Currently, an employee who brings a retaliation action against an employer must prove only that discrimination contributed in some manner to the adverse action. In most other states and in federal court, the plaintiff employee must prove that the adverse action was motivated by discrimination.
Missouri’s lenient discrimination law has opened the door to lawsuits by former employees who contend that their race, sex, religion—or status among the state’s other classes protected by statute—contributed to their firings.
The Missouri General Assembly has been working for years to pass a fix that would shield companies from having to defend frivolous lawsuits while continuing to give employees who have faced discrimination the power to seek justice through the courts.
This year, Senator Gary Romine, a Republican from Farmington, has filed Senate Bill 36, which makes “motivating factor” the standard in discrimination cases.
Romine, who owns a chain of rent-to-own stores in southeastern Missouri, has personally experienced how Missouri’s current “contributing factor” language can lead to costly, groundless litigation.
“I’ve experienced several occasions where we’ve had to dismiss an employee and they used certain protected classes as a reason to file suit against the company when discrimination was not the motivating factor at all,” Romine says. “They used it as an excuse to initiate a lawsuit. It’s very frustrating as a business owner because we have to foot the bill to defend ourselves.”
Romine’s bill also establishes caps on discrimination lawsuits, from $50,000 for businesses with up to 100 employees to $300,000 for companies with more than 500 employees. In addition, the bill clarifies the term “employer” in discrimination lawsuits, notably changing the law so supervisors in discrimination suits cannot be sued as individuals.

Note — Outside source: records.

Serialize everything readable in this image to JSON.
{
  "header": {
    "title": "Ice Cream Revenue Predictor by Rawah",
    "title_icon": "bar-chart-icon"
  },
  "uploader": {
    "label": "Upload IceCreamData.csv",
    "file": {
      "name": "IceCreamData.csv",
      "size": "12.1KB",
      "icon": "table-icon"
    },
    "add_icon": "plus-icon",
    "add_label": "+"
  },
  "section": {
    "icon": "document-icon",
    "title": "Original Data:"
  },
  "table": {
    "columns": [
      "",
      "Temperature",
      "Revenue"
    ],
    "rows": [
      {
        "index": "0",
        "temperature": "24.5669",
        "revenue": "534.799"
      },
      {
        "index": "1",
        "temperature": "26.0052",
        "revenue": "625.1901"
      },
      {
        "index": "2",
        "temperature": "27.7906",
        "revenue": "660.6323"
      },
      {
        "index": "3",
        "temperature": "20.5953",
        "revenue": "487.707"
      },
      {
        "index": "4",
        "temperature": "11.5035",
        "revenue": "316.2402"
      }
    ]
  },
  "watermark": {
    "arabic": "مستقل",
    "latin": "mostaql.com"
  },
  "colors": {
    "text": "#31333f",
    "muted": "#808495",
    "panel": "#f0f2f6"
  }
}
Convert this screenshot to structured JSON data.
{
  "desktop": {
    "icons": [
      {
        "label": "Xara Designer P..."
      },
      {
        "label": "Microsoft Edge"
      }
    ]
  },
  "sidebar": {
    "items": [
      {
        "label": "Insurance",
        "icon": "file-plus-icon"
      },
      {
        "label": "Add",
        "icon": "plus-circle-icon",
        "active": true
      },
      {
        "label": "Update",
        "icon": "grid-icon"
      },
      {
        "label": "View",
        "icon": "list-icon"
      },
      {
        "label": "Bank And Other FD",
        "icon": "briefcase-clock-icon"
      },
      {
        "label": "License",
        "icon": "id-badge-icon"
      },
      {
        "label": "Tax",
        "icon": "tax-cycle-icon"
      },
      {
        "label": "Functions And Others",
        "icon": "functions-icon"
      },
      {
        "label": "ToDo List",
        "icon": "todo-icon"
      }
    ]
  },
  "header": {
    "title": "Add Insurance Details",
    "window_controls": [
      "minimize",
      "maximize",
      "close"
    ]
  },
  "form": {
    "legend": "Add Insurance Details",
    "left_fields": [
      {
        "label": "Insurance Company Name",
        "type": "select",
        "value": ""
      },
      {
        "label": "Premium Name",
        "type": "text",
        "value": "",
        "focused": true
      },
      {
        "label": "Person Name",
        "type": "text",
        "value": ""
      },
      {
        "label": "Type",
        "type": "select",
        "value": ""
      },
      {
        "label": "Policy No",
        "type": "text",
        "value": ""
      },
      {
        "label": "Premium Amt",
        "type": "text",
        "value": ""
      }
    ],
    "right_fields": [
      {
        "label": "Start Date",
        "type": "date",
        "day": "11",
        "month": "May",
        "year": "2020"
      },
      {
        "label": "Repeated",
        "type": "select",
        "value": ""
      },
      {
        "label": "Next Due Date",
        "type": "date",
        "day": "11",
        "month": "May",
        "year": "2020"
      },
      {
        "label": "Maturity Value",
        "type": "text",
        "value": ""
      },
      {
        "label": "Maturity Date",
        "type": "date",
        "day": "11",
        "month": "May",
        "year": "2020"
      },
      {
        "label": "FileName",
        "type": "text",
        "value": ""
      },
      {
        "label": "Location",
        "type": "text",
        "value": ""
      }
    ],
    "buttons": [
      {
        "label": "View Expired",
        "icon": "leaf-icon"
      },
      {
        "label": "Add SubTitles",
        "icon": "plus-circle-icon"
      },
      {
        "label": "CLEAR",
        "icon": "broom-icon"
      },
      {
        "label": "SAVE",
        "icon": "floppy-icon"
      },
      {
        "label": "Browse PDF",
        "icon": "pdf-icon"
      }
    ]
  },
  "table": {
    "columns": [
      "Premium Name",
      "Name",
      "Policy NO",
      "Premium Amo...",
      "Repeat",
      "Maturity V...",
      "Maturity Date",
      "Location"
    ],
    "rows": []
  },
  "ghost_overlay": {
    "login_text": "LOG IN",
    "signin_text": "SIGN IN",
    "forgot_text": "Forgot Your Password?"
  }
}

“With this contributing factor being an issue, businesses are slow to grow, and businesses are slow to move into Missouri,” Romine says. “It’s a high risk area for employment lawsuits.”
The contributing-factor situation has existed in Missouri since the early 2000s when Missouri Supreme Court decisions tipped the scales against employers in discrimination lawsuits.
In 2011, a fix was sent to Governor Jay Nixon, but he vetoed the legislation.
Romine says he has reached out to Nixon in hopes of starting a dialogue on the issue. Even without Nixon’s collaboration, Romine says the 2015 session finds the Capitol filled with more potential yes votes than ever before. He thinks there is a strong opportunity to pass his bill this year.
“There is a desire to see this done,” Romine says. “Our concern right now is, ‘Can we get this past the governor?’ He’s vetoed it in the past. But I think right now, with our majorities in the House and Senate, it’s time for us as a body to make a move and get this issue dealt with.”
As he pushes for action on his bill, Romine is asking Missouri business leaders for help.
“It is very important for constituents to talk to their representative or their senator from their area about this issue,” he says. “Get involved. Give anecdotal or real life experiences where these frivolous lawsuits have slowed your business down or disrupted your business in such a way that it’s harmed it and has kept you from expanding. These are the types of real stories that we want to hear about and know that this is a fact-based issue, not based on rhetoric or hypothetical situations.”